J’ai connu le temps où la famille chinoise
habitait dans son magasin, faute d’avoir une maison pour se loger et le temps
de faire autre chose que s’occuper de son commerce. Le soir, après l’heure où
il n’y avait plus de clientèle, les femmes repassaient dans la boutique les
vêtements de leurs enfants pour qu’ils aillent à l’école. Un enfant chinois,
par définition, avait une chemise blanche impeccable et un short ou une jupe bleu-marine
tout aussi impeccable.
Pendant que les femmes lavaient ou
repassaient, les enfants, sous la conduite du père, remplissaient les sachets
du riz qui serait vendu au détail le lendemain.
La mère tenait les comptes et manipulait
le boulier avec dextérité. Je crois bien qu’elle seule connaissait l’état des
finances du commerce. Le père faisait la manutention. La nuit venue, tout le
monde mangeait sur place puis arrangeait sa couchette dans le magasin.
Travail, rigueur, le sens du commerce, un
don évident pour faire fructifier son argent, la solidarité familiale, sont les
clefs de la réussite des Chinois en Polynésie. Celle-ci est passée par la
main-mise, sans trop de résistance sur les monopoles de la vente du coprah, de
la vanille, puis pratiquement sur toutes les importations. Plus tard ils se
sont lancés dans la perliculture.
Dans un famille chinoise de Tahiti, on
fait faire des études aux enfants. On en envoie un à l’université en Amérique,
l’autre en France, et s’il y en a un troisième, ou une troisième, on l’envoie
en Australie ou en Nouvelle-Zélande. Ces mêmes pays d’ailleurs sont ceux où
l’on investit, souvent dans l’immobilier. On commence , depuis quelque temps à
infiltrer la classe politique et le Pays a été récemment gouverné par Gaston Tong
Sang, qui appartient à la communauté chinoise et dont les parents tenaient une
épicerie à Bora-Bora. Rien à dire : Ils ont travaillé dur !
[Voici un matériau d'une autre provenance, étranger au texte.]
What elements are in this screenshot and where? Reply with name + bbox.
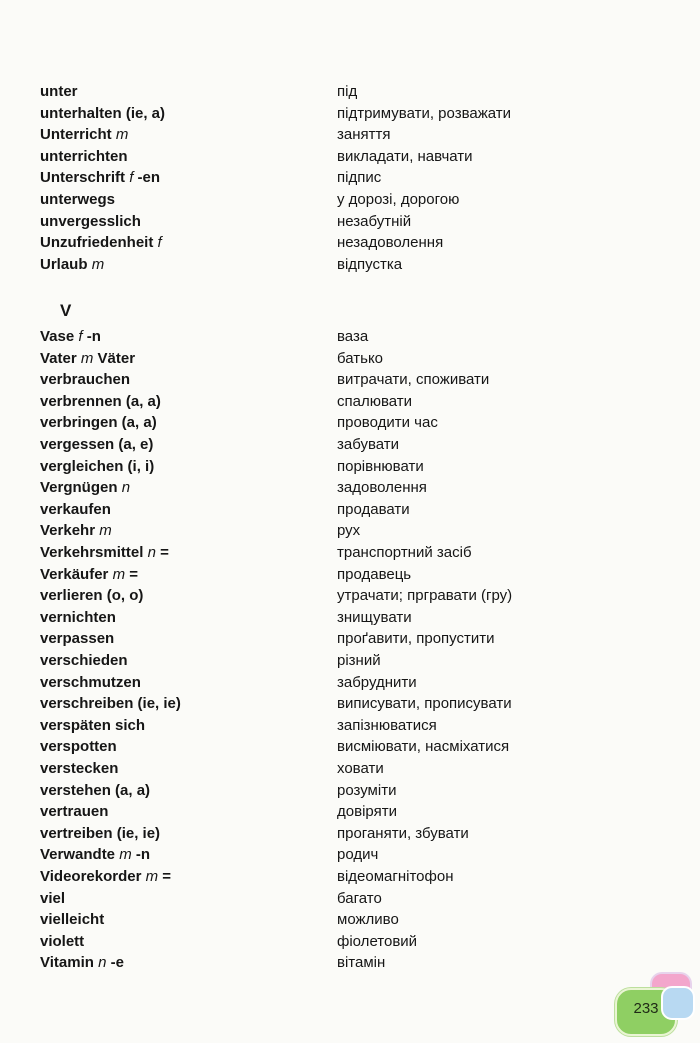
- vocab-entry: [0, 104, 700, 124]
- vocab-entry: [0, 824, 700, 844]
- headword-text: Unzufriedenheit: [40, 234, 154, 252]
- ukrainian-translation: ваза: [337, 328, 369, 345]
- vocab-entry: [0, 233, 700, 253]
- page-number: 233: [633, 1000, 659, 1017]
- vocab-entry: [0, 435, 700, 455]
- headword-text: vertrauen: [40, 803, 109, 821]
- headword-text: unterrichten: [40, 147, 128, 165]
- german-headword: [40, 781, 150, 801]
- german-headword: [40, 565, 138, 585]
- plural-form: =: [160, 544, 169, 561]
- headword-text: Vase: [40, 328, 75, 345]
- gender-marker: m: [112, 565, 126, 583]
- headword-text: verschreiben (ie, ie): [40, 695, 181, 713]
- gender-marker: m: [119, 846, 132, 864]
- headword-text: verstecken: [40, 760, 119, 777]
- headword-text: verbrennen (a, a): [40, 392, 161, 410]
- vocab-entry: [0, 845, 700, 865]
- gender-marker: f: [78, 328, 83, 345]
- headword-text: violett: [40, 932, 85, 950]
- vocab-entry: [0, 737, 700, 757]
- vocab-entry: [0, 147, 700, 167]
- headword-text: vergessen (a, e): [40, 436, 154, 453]
- headword-text: verkaufen: [40, 500, 111, 518]
- headword-text: Verkehrsmittel: [40, 544, 144, 561]
- ukrainian-translation: під: [337, 83, 358, 100]
- ukrainian-translation: висміювати, насміхатися: [337, 738, 510, 756]
- german-headword: [40, 953, 124, 973]
- german-headword: [40, 349, 135, 369]
- ukrainian-translation: забувати: [337, 436, 400, 453]
- ukrainian-translation: викладати, навчати: [337, 147, 473, 165]
- vocab-entry: [0, 168, 700, 188]
- vocab-entry: [0, 889, 700, 909]
- ukrainian-translation: довіряти: [337, 803, 397, 821]
- ukrainian-translation: родич: [337, 846, 379, 864]
- headword-text: Urlaub: [40, 255, 88, 273]
- ukrainian-translation: багато: [337, 889, 382, 907]
- ukrainian-translation: продавець: [337, 565, 412, 583]
- headword-text: Unterschrift: [40, 169, 126, 187]
- gender-marker: f: [129, 169, 134, 187]
- german-headword: [40, 233, 162, 253]
- headword-text: verspäten sich: [40, 716, 146, 734]
- plural-form: =: [129, 565, 138, 583]
- german-headword: [40, 147, 128, 167]
- vocab-entry: [0, 125, 700, 145]
- headword-text: verpassen: [40, 630, 115, 648]
- german-headword: [40, 104, 165, 124]
- german-headword: [40, 845, 150, 865]
- vocab-entry: [0, 457, 700, 477]
- vocab-entry: [0, 543, 700, 563]
- ukrainian-translation: витрачати, споживати: [337, 371, 490, 389]
- vocab-entry: [0, 651, 700, 671]
- ukrainian-translation: різний: [337, 652, 381, 669]
- plural-form: Väter: [97, 349, 136, 367]
- headword-text: verstehen (a, a): [40, 781, 151, 799]
- headword-text: Verkehr: [40, 522, 96, 540]
- german-headword: [40, 910, 104, 930]
- headword-text: verspotten: [40, 738, 117, 756]
- ukrainian-translation: проганяти, збувати: [337, 824, 469, 842]
- german-headword: [40, 413, 157, 433]
- german-headword: [40, 867, 171, 887]
- vocab-entry: [0, 349, 700, 369]
- ukrainian-translation: проґавити, пропустити: [337, 630, 495, 648]
- german-headword: [40, 608, 116, 628]
- german-headword: [40, 694, 181, 714]
- headword-text: vertreiben (ie, ie): [40, 824, 161, 842]
- vocab-entry: [0, 781, 700, 801]
- ukrainian-translation: батько: [337, 349, 384, 367]
- headword-text: vielleicht: [40, 911, 105, 929]
- german-headword: [40, 255, 104, 275]
- german-headword: [40, 327, 101, 347]
- headword-text: Verwandte: [40, 846, 116, 864]
- german-headword: [40, 543, 169, 563]
- headword-text: verlieren (o, o): [40, 587, 144, 605]
- german-headword: [40, 125, 128, 145]
- german-headword: [40, 824, 160, 844]
- gender-marker: n: [98, 954, 107, 972]
- ukrainian-translation: забруднити: [337, 673, 417, 691]
- ukrainian-translation: можливо: [337, 911, 399, 929]
- german-headword: [40, 168, 160, 188]
- german-headword: [40, 82, 78, 102]
- german-headword: [40, 759, 118, 779]
- vocab-entry: [0, 694, 700, 714]
- ukrainian-translation: заняття: [337, 126, 391, 144]
- headword-text: Unterricht: [40, 126, 112, 144]
- german-headword: [40, 629, 114, 649]
- vocab-entry: [0, 759, 700, 779]
- ukrainian-translation: фіолетовий: [337, 932, 418, 950]
- vocab-entry: [0, 910, 700, 930]
- ukrainian-translation: спалювати: [337, 392, 413, 410]
- headword-text: vernichten: [40, 608, 116, 626]
- ukrainian-translation: задоволення: [337, 479, 427, 497]
- ukrainian-translation: знищувати: [337, 608, 412, 626]
- ukrainian-translation: утрачати; пргравати (гру): [337, 587, 513, 605]
- plural-form: -n: [135, 846, 151, 864]
- vocab-entry: [0, 608, 700, 628]
- headword-text: vergleichen (i, i): [40, 457, 155, 475]
- headword-text: Verkäufer: [40, 565, 109, 583]
- gender-marker: m: [80, 349, 94, 367]
- gender-marker: m: [99, 522, 112, 540]
- german-headword: [40, 190, 115, 210]
- german-headword: [40, 521, 112, 541]
- vocab-entry: [0, 392, 700, 412]
- headword-text: Videorekorder: [40, 868, 142, 885]
- ukrainian-translation: проводити час: [337, 414, 438, 432]
- section-letter: V: [60, 301, 72, 320]
- german-headword: [40, 500, 111, 520]
- ukrainian-translation: рух: [337, 522, 361, 540]
- german-headword: [40, 889, 65, 909]
- german-headword: [40, 370, 130, 390]
- headword-text: unvergesslich: [40, 212, 141, 230]
- vocab-entry: [0, 478, 700, 498]
- ukrainian-translation: відеомагнітофон: [337, 868, 454, 885]
- german-headword: [40, 932, 84, 952]
- vocab-entry: [0, 932, 700, 952]
- headword-text: verbringen (a, a): [40, 414, 157, 432]
- ukrainian-translation: транспортний засіб: [337, 544, 472, 561]
- headword-text: unter: [40, 83, 78, 100]
- ukrainian-translation: виписувати, прописувати: [337, 695, 512, 713]
- plural-form: -n: [86, 328, 101, 345]
- headword-text: unterwegs: [40, 191, 116, 208]
- vocab-entry: [0, 327, 700, 347]
- headword-text: verbrauchen: [40, 371, 131, 389]
- headword-text: verschmutzen: [40, 673, 141, 691]
- ukrainian-translation: у дорозі, дорогою: [337, 191, 460, 208]
- vocab-entry: [0, 370, 700, 390]
- german-headword: [40, 716, 145, 736]
- vocab-entry: [0, 716, 700, 736]
- german-headword: [40, 802, 108, 822]
- vocab-entry: [0, 190, 700, 210]
- vocab-entry: [0, 521, 700, 541]
- gender-marker: m: [91, 255, 105, 273]
- headword-text: unterhalten (ie, a): [40, 104, 166, 122]
- vocab-entry: [0, 802, 700, 822]
- ukrainian-translation: ховати: [337, 760, 384, 777]
- vocab-entry: [0, 413, 700, 433]
- plural-form: =: [162, 868, 172, 885]
- plural-form: -en: [137, 169, 161, 187]
- ukrainian-translation: незабутній: [337, 212, 412, 230]
- headword-text: Vitamin: [40, 954, 94, 972]
- german-headword: [40, 392, 161, 412]
- vocab-entry: [0, 500, 700, 520]
- page-number-badge: [615, 988, 677, 1036]
- vocab-entry: [0, 673, 700, 693]
- vocab-entry: [0, 953, 700, 973]
- headword-text: Vater: [40, 349, 77, 367]
- german-headword: [40, 737, 117, 757]
- ukrainian-translation: підпис: [337, 169, 382, 187]
- ukrainian-translation: продавати: [337, 500, 410, 518]
- german-headword: [40, 212, 141, 232]
- headword-text: viel: [40, 889, 66, 907]
- vocab-entry: [0, 212, 700, 232]
- vocab-entry: [0, 867, 700, 887]
- ukrainian-translation: розуміти: [337, 781, 397, 799]
- ukrainian-translation: відпустка: [337, 255, 403, 273]
- ukrainian-translation: вітамін: [337, 954, 386, 972]
- vocab-entry: [0, 586, 700, 606]
- gender-marker: n: [147, 544, 156, 561]
- german-headword: [40, 457, 154, 477]
- plural-form: -e: [110, 954, 124, 972]
- ukrainian-translation: запізнюватися: [337, 716, 437, 734]
- gender-marker: n: [121, 479, 131, 497]
- gender-marker: f: [157, 234, 162, 252]
- ukrainian-translation: незадоволення: [337, 234, 444, 252]
- ukrainian-translation: порівнювати: [337, 457, 424, 475]
- headword-text: verschieden: [40, 652, 128, 669]
- german-headword: [40, 586, 143, 606]
- vocab-entry: [0, 255, 700, 275]
- gender-marker: m: [115, 126, 129, 144]
- vocab-entry: [0, 629, 700, 649]
- german-headword: [40, 435, 153, 455]
- german-headword: [40, 651, 128, 671]
- gender-marker: m: [145, 868, 159, 885]
- vocab-entry: [0, 82, 700, 102]
- ukrainian-translation: підтримувати, розважати: [337, 104, 512, 122]
- german-headword: [40, 478, 130, 498]
- german-headword: [40, 673, 141, 693]
- vocab-entry: [0, 565, 700, 585]
- headword-text: Vergnügen: [40, 479, 118, 497]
Au départ de ce petit texte, je n’avais
pas l’intention de raconter la saga chinoise à Tahiti, quelle que soit la
sympathie que j’ai pour leur réussite. Je voulais simplement raconter une
histoire, une toute petite histoire sans importance ...
Mais, peut-être, ma petite histoire, digne
d’un album de Lucky Luke, fera-t-elle réfléchir les jeunes Chinois, dont on me
dit que certains ont oublié le travail fourni par leur parents. On me dit
qu’ils auraient tendance à dépenser et à rechercher les facilités de la vie que
leurs parents leur ont faite. Qu’ils écoutent ma petite histoire !
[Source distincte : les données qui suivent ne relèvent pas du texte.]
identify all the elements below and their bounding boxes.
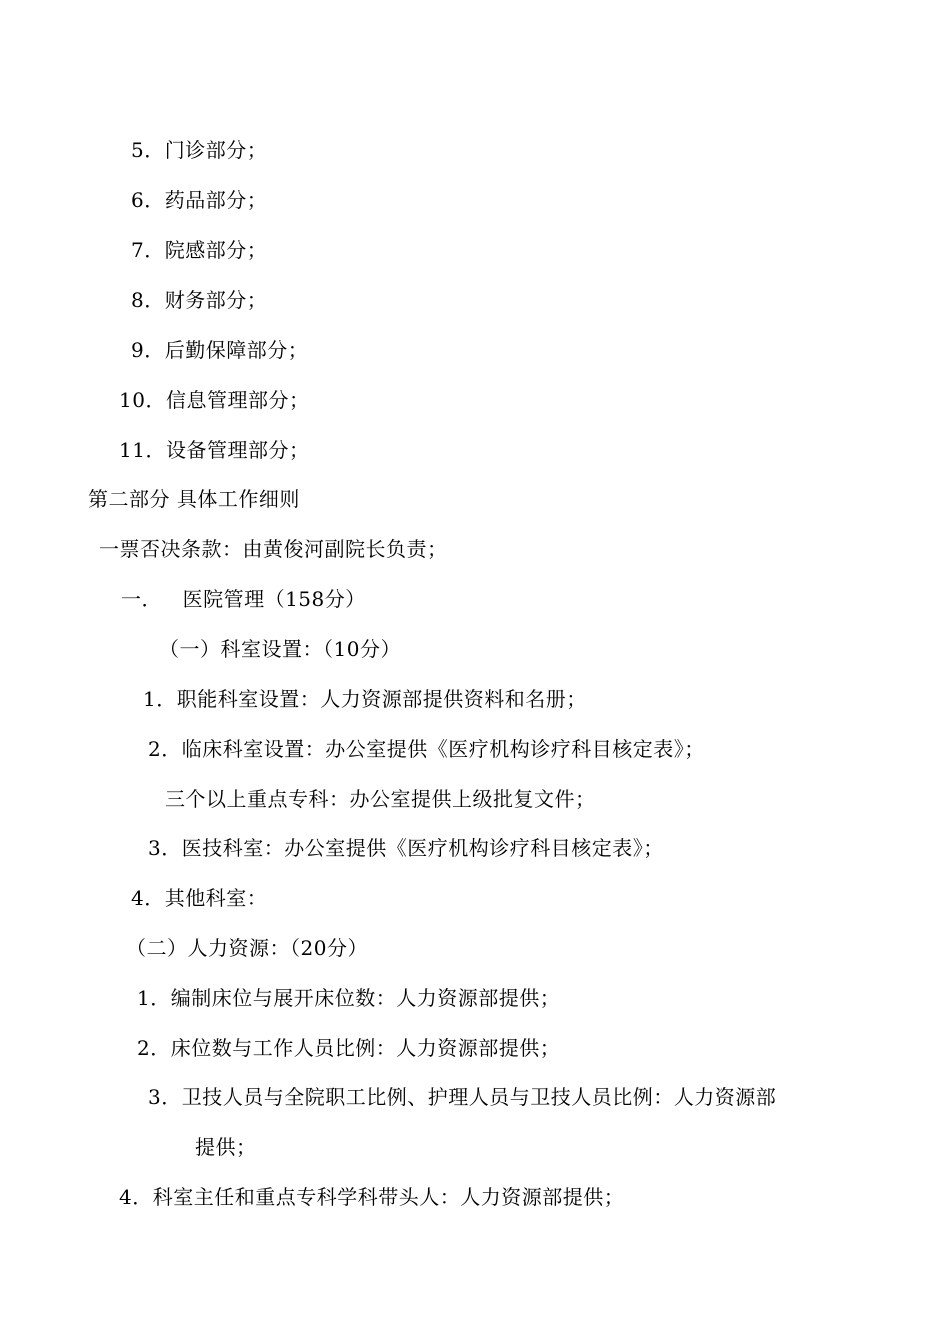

En 1967, à Raïatea, au pied du mont
Tapïeuil il était une ancienne exploitation agricole. Nous allions y cueillir
des citrons verts et des goyaves. Le gardien du domaine était un vieux Chinois.
Il vivait seul, pauvre comme Job, dans une pauvre case en bois posée de
guingois sur quatre pilots de pierre. Il était très aimable, très affable et ne
faisait de mal à personne. Que “gardait”-il, ce “gardien”? ... Le domaine était
à l’abandon.
Cela se passait à peu près à l’endroit où,
plus tard, on construisit le lycée professionnel de Uturoa.
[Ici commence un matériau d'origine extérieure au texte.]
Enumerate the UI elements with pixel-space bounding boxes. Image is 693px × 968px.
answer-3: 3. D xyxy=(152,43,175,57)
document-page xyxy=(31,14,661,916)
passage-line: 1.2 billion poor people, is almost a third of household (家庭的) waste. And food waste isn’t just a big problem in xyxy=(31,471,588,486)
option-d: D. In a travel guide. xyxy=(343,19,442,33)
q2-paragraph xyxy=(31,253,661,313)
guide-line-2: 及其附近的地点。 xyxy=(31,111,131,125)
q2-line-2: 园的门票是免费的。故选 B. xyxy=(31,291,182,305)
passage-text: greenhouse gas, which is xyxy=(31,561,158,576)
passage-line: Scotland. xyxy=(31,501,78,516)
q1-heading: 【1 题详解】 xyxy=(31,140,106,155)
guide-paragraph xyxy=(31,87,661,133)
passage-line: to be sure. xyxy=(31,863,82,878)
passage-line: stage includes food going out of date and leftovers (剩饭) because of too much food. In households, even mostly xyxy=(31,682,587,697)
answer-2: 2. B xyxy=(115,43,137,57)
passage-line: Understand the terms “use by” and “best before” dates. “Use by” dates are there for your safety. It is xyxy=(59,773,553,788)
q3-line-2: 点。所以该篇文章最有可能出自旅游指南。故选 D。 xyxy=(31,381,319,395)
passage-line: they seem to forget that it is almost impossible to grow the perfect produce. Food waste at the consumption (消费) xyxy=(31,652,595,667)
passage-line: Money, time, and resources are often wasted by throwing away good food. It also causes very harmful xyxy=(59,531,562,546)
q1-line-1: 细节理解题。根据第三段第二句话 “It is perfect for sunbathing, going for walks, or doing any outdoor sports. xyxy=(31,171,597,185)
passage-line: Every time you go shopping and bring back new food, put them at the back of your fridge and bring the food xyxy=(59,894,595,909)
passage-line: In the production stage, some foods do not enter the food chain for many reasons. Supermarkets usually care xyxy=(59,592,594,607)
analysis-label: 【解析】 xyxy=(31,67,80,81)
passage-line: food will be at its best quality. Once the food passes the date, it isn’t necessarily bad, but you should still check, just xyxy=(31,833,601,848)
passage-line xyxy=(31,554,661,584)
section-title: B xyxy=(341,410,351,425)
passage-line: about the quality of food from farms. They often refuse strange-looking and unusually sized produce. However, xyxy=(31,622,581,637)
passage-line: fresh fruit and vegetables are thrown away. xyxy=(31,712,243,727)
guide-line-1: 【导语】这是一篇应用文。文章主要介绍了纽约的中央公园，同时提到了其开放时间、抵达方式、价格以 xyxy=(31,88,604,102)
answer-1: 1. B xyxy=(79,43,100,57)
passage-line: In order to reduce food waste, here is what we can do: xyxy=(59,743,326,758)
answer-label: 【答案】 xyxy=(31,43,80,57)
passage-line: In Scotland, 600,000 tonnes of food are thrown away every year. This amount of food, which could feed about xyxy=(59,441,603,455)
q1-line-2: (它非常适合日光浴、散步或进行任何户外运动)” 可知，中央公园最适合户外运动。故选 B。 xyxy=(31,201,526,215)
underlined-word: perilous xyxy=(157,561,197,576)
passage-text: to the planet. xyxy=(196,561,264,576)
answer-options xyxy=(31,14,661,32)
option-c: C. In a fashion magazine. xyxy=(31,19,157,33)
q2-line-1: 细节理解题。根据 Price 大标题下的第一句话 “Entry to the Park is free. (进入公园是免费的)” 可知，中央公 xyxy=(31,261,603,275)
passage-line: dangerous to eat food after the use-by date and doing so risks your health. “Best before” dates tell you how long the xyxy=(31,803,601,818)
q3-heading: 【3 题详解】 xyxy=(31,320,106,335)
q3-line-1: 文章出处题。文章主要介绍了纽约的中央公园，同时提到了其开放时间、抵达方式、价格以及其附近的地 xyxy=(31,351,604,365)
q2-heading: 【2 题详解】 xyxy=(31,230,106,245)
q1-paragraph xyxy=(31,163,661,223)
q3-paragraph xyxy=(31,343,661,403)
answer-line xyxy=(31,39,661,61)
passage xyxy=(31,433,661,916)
Et c’est même, peut-être, le lycée
professionnel en question qui fut la cause des évènements.
Un arpenteur se montra un beau matin. Il
était équipé : alidade, piquets peints en rouge à bandes blanches, décamètre
... Il avait un assistant pour déplacer les piquets. Je ne questionnai pas.
J’observai le travail pendant un moment, puis je rentrai chez moi.
Quelques jours plus tard, je repassai par
là ...
Réellement, je ne peux que penser aux
aventures de Lucky Luke et à celles des frères Dalton !
... On avait arpenté le terrain pour
délimiter une clôture. Cette clôture était matérialisée par quatre rangs de
fils de fer barbelé ...
Les quatre rangs de fil de fer barbelé perçaient les planches du mur de la case du “gardien” et ressortaient de l’autre côté : La case était posée exactement sur la ligne de limite du terrain, alors, on avait traversé la maison, qui était, à partir de ce moment là, coupée en deux par la “clôture de la honte”.